What’s Coming: The End of ECO4, The Start of The Warm Homes Plan


The UK government has now published its Warm Homes Plan, setting out how it intends to cut energy bills and upgrade homes through the rest of the decade. The plan was published on 21 January 2026 and brings together a mix of low-income grants, social housing funding, private rented sector reforms and wider support for clean heat, insulation, solar and batteries.  


Where we are: ECO4

ECO4 remains the current supplier obligation scheme in Great Britain, but it is now due to end on 31 December 2026, not 31 March 2026. The government confirmed a nine-month extension in January 2026 to give suppliers time to complete existing targets and remediate non-compliant installations. The extension does not increase the scheme’s overall ambition; it is intended to allow an orderly close. 

ECO4 continues to focus on improving the least efficient homes and supporting low-income and vulnerable households, with properties generally needing to be in EPC bands D to G to qualify.
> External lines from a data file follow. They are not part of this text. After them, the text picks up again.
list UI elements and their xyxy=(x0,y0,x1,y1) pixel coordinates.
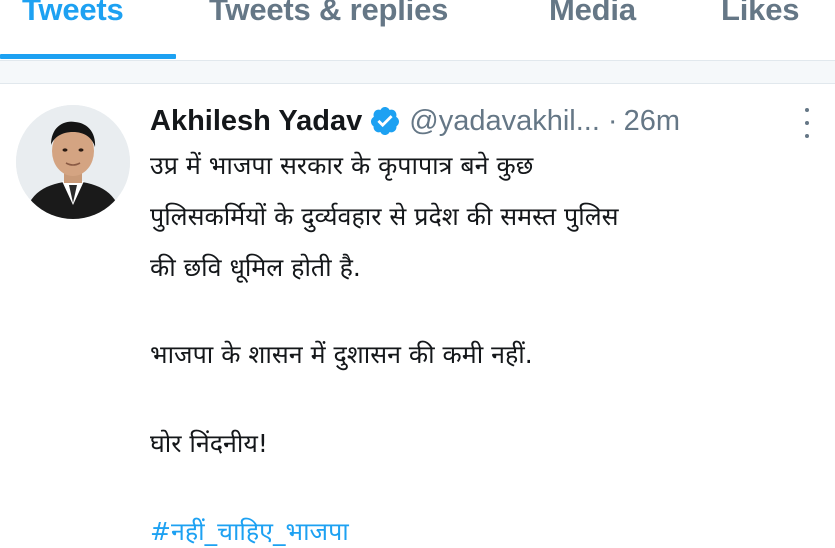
hashtag-link[interactable]: #नहीं_चाहिए_भाजपा xyxy=(150,514,349,548)
tab-media[interactable]: Media xyxy=(549,0,636,28)
tweet-timestamp[interactable]: 26m xyxy=(624,105,680,138)
author-name[interactable]: Akhilesh Yadav xyxy=(150,105,362,138)
more-vertical-icon[interactable] xyxy=(800,108,814,138)
timeline-separator xyxy=(0,61,835,84)
tweet-text-line: पुलिसकर्मियों के दुर्व्यवहार से प्रदेश क… xyxy=(150,202,619,231)
tweet-header: Akhilesh Yadav @yadavakhil... · 26m xyxy=(150,101,680,141)
active-tab-indicator xyxy=(0,54,176,59)
tab-tweets[interactable]: Tweets xyxy=(22,0,124,28)
tab-likes[interactable]: Likes xyxy=(721,0,799,28)
profile-tabs: Tweets Tweets & replies Media Likes xyxy=(0,0,835,61)
tab-tweets-and-replies[interactable]: Tweets & replies xyxy=(209,0,448,28)
verified-badge-icon xyxy=(369,105,401,137)
tweet[interactable]: Akhilesh Yadav @yadavakhil... · 26m उप्र… xyxy=(0,84,835,547)
tweet-text-line: उप्र में भाजपा सरकार के कृपापात्र बने कु… xyxy=(150,151,534,180)
avatar-image xyxy=(16,105,130,219)
tweet-text-line: भाजपा के शासन में दुशासन की कमी नहीं. xyxy=(150,340,533,369)
tweet-text-line: की छवि धूमिल होती है. xyxy=(150,253,361,282)
author-handle[interactable]: @yadavakhil... xyxy=(409,105,600,138)
tweet-text-line: घोर निंदनीय! xyxy=(150,429,268,458)
avatar[interactable] xyxy=(16,105,130,219)
header-separator: · xyxy=(607,104,618,137)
It remains a whole-house retrofit style scheme covering measures such as insulation, heating upgrades and, where eligible, renewable technologies. 
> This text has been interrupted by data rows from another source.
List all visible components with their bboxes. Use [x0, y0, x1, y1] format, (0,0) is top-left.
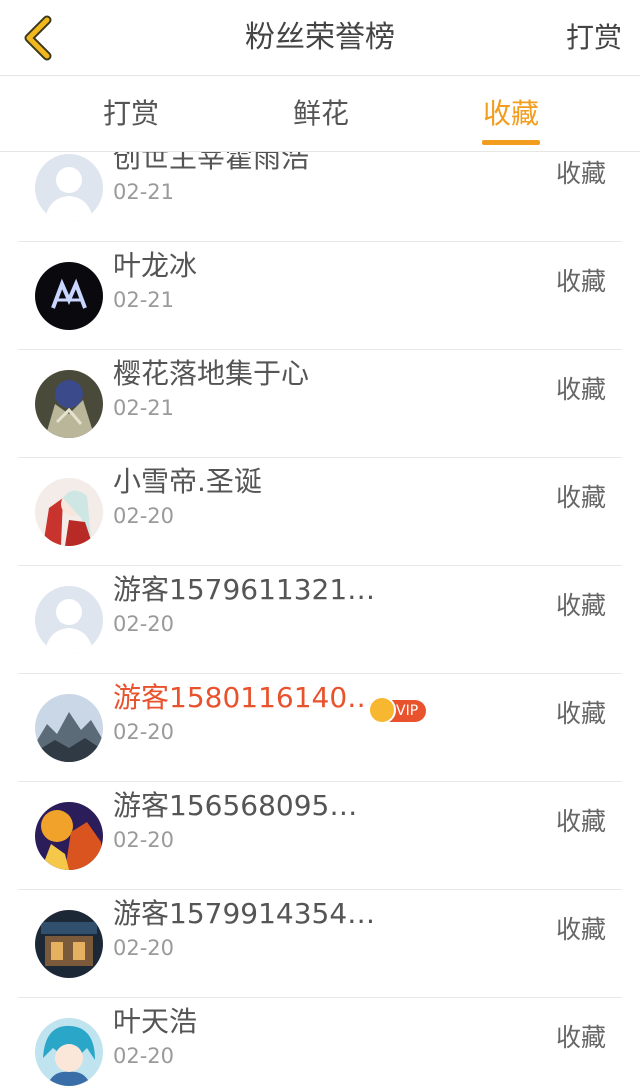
list-item[interactable]: 游客1580116140… VIP 02-20 收藏: [18, 674, 622, 782]
date-label: 02-20: [113, 828, 175, 852]
avatar: [35, 1018, 103, 1086]
date-label: 02-20: [113, 1044, 175, 1068]
vip-badge: VIP: [368, 696, 427, 724]
tab-bar: 打赏 鲜花 收藏: [0, 76, 640, 152]
date-label: 02-20: [113, 936, 175, 960]
crown-icon: [368, 696, 396, 724]
favorite-label: 收藏: [555, 159, 606, 188]
user-name: 游客156568095…: [113, 789, 358, 822]
favorite-label: 收藏: [555, 483, 606, 512]
page-title: 粉丝荣誉榜: [245, 20, 395, 55]
list-item[interactable]: 樱花落地集于心 02-21 收藏: [18, 350, 622, 458]
avatar: [35, 370, 103, 438]
favorite-label: 收藏: [555, 699, 606, 728]
header-bar: 粉丝荣誉榜 打赏: [0, 0, 640, 76]
date-label: 02-20: [113, 720, 175, 744]
date-label: 02-20: [113, 612, 175, 636]
vip-label: VIP: [396, 703, 419, 719]
avatar: [35, 154, 103, 222]
tab-reward[interactable]: 打赏: [66, 76, 196, 152]
user-name: 叶天浩: [113, 1005, 198, 1038]
user-name: 游客1580116140…: [113, 681, 376, 714]
favorite-label: 收藏: [555, 915, 606, 944]
list-item[interactable]: 游客1579611321… 02-20 收藏: [18, 566, 622, 674]
list-item[interactable]: 小雪帝.圣诞 02-20 收藏: [18, 458, 622, 566]
list-item[interactable]: 叶龙冰 02-21 收藏: [18, 242, 622, 350]
avatar: [35, 586, 103, 654]
tab-flowers[interactable]: 鲜花: [256, 76, 386, 152]
favorite-label: 收藏: [555, 591, 606, 620]
date-label: 02-20: [113, 504, 175, 528]
user-name: 叶龙冰: [113, 249, 198, 282]
list-item[interactable]: 创世主宰霍雨浩 02-21 收藏: [18, 152, 622, 242]
list-item[interactable]: 游客1579914354… 02-20 收藏: [18, 890, 622, 998]
reward-button[interactable]: 打赏: [566, 0, 622, 76]
user-name: 樱花落地集于心: [113, 357, 310, 390]
favorite-label: 收藏: [555, 375, 606, 404]
favorite-label: 收藏: [555, 807, 606, 836]
date-label: 02-21: [113, 396, 175, 420]
favorite-label: 收藏: [555, 1023, 606, 1052]
list-item[interactable]: 叶天浩 02-20 收藏: [18, 998, 622, 1088]
user-name: 小雪帝.圣诞: [113, 465, 262, 498]
avatar: [35, 802, 103, 870]
active-tab-indicator: [482, 140, 540, 145]
favorite-label: 收藏: [555, 267, 606, 296]
fan-list: 创世主宰霍雨浩 02-21 收藏 叶龙冰 02-21 收藏 樱花落地集于心 02…: [0, 152, 640, 1088]
avatar: [35, 910, 103, 978]
date-label: 02-21: [113, 288, 175, 312]
user-name: 游客1579611321…: [113, 573, 376, 606]
user-name: 创世主宰霍雨浩: [113, 152, 310, 174]
avatar: [35, 262, 103, 330]
list-item[interactable]: 游客156568095… 02-20 收藏: [18, 782, 622, 890]
date-label: 02-21: [113, 180, 175, 204]
avatar: [35, 694, 103, 762]
user-name: 游客1579914354…: [113, 897, 376, 930]
avatar: [35, 478, 103, 546]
The scheme’s minimum requirements also remain in place during the extension. In particular, the government confirmed that the solid wall and E,F,G minimum requirements will stay at their current levels and must be met by the new ECO4 end date. 


What’s Changing: Warm Homes Plan

The Warm Homes Plan is now the government’s overarching framework for home upgrades, but it is not a simple rename of ECO4. Instead, the latest policy position is that ECO4 ends in December 2026 and will not be replaced by another supplier obligation. The government says extra support will instead come through grant funding, including low-income schemes in England such as Warm Homes: Local Grant and Warm Homes: Social Housing Fund.

For low-income households, the government says the Warm Homes Plan now includes over £5 billion of low-income support, helped by an additional £1.5 billion announced at Budget 2025. Across the whole plan, the government says it has committed £15 billion of capital investment and aims to upgrade up to 5 million homes by 2030.


Warm Homes: Local Grant

One of the main replacement routes for low-income private households is Warm Homes: Local Grant. This is an England-only grant scheme delivered by local authorities for low-income households in privately owned homes – meaning owner-occupiers and private renters – where the property is usually EPC D to G. It is funded at £500 million from April 2025 to March 2028. 

Eligible upgrades under Warm Homes: Local Grant can include insulation, low-carbon heating, solar PV, batteries, smart controls, windows, doors and draught-proofing. The scheme is open to homes on and off the gas grid.  


Batteries, solar and other technologies

It is fair to say that batteries are becoming more central in the Warm Homes Plan. The Warm Homes Plan now explicitly highlights solar panels, batteries, clean heat and insulation as part of the future offer. Warm Homes: Local Grant guidance also confirms that PV batteries can be installed where they deliver bill savings.  


What Households Should Know

For households in Great Britain, ECO4 is still live until 31 December 2026, so eligible households may still be able to access support through the current obligation in the meantime. 

For households in England, the Warm Homes Plan increasingly points toward grant routes rather than a new ECO-style obligation. Low-income households in privately owned homes should check whether their local authority is participating in Warm Homes: Local Grant, since delivery depends on councils and local schemes. By February 2026, funding had been allocated to 74 projects involving 271 local authorities, covering over 97% of eligible local authorities in England. 

Households should also keep an eye on technologies that may now be easier to access through these schemes, including heat pumps, solar PV, batteries and smart controls, especially where the property is in EPC D to G and the household meets the relevant income criteria. 


Conclusion

The latest position is that the government’s Warm Homes Plan is not a rebrand of ECO4. Instead, ECO4 has been extended to 31 December 2026 and will then close without a successor supplier obligation. The policy direction after that is toward grant-funded support, particularly through Warm Homes: Local Grant and Warm Homes: Social Housing Fund, alongside wider reforms and universal support for clean heat and home upgrades. 

So the core message for households is still similar – support remains focused on warmer, cheaper-to-run homes, especially for low-income households and inefficient properties – but the delivery model has changed. The newest government position is less about a new ECO-style obligation and more about a broader Warm Homes Plan built around grants, local delivery, social housing investment, and technologies such as insulation, heat pumps, solar and batteries.